Try V(rms)= [158 x SqrRt(T/M)]m/s

T = Temp in Kelvin
M = Molecular weight

Vrms = sqrt(3RT/M)

3 = 3
R = 8.314
T = temperature
M = molar mass
All you needed to do is to go to google and type in rms speed molecules.

To calculate the root-mean-square (rms) speed of a gas molecule, you need to use the formula:

v_rms = √(3RT/M)

Where:
v_rms = root-mean-square speed (m/s)
R = gas constant = 8.314 J/(mol·K)
T = temperature in Kelvin (K)
M = molar mass of the gas molecule (kg/mol)

In this case, we need to find the rms speed of Sulfur Dioxide (SO2) gas at 345.0K.

The molar mass of Sulfur Dioxide (SO2) can be calculated using the atomic masses of Sulfur (S) and Oxygen (O).

The atomic mass of Sulfur (S) is approximately 32.07 g/mol, and the atomic mass of Oxygen (O) is approximately 16.00 g/mol.

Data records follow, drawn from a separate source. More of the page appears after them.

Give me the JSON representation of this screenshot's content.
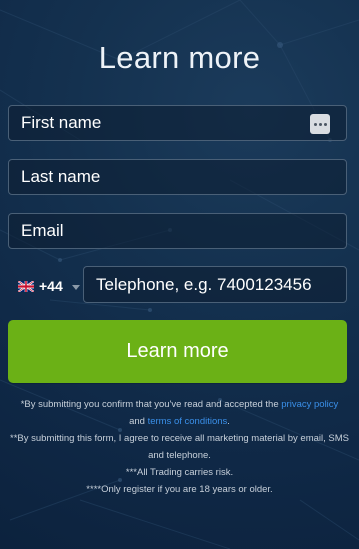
{
  "title": "Learn more",
  "form": {
    "first_name_placeholder": "First name",
    "last_name_placeholder": "Last name",
    "email_placeholder": "Email",
    "country_code": "+44",
    "telephone_placeholder": "Telephone, e.g. 7400123456",
    "submit_label": "Learn more"
  },
  "disclaimer": {
    "line1_pre": "*By submitting you confirm that you've read and accepted the ",
    "privacy_link": "privacy policy",
    "line2_pre": "and ",
    "terms_link": "terms of conditions",
    "line2_post": ".",
    "marketing": "**By submitting this form, I agree to receive all marketing material by email, SMS and telephone.",
    "risk": "***All Trading carries risk.",
    "age": "****Only register if you are 18 years or older."
  },
  "icons": {
    "autofill": "contact-card-icon",
    "flag": "uk-flag-icon",
    "caret": "chevron-down-icon"
  },
  "colors": {
    "background": "#14314f",
    "button": "#6bb116",
    "link": "#3a8fe8",
    "field_border": "#4a6077"
  }
}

So, the molar mass of Sulfur Dioxide (SO2) can be calculated as:

M = (molar mass of S) + 2 * (molar mass of O)
= 32.07 g/mol + 2 * 16.00 g/mol
= 32.07 g/mol + 32.00 g/mol
= 64.07 g/mol

Now, we convert the molar mass from grams to kilograms by dividing by 1000:

M = 64.07 g/mol / 1000
= 0.06407 kg/mol

Plugging in the values into the formula, we have:

v_rms = √(3 * R * T / M)
= √(3 * 8.314 J/(mol·K) * 345.0 K / 0.06407 kg/mol)

Simplifying further:

v_rms = √(8.314 * 3 * 345.0 / 0.06407) m/s
= √(85,779.75) m/s
≈ 293.07 m/s

Therefore, the root-mean-square speed of Sulfur Dioxide (SO2) gas at 345.0K is approximately 293.07 m/s.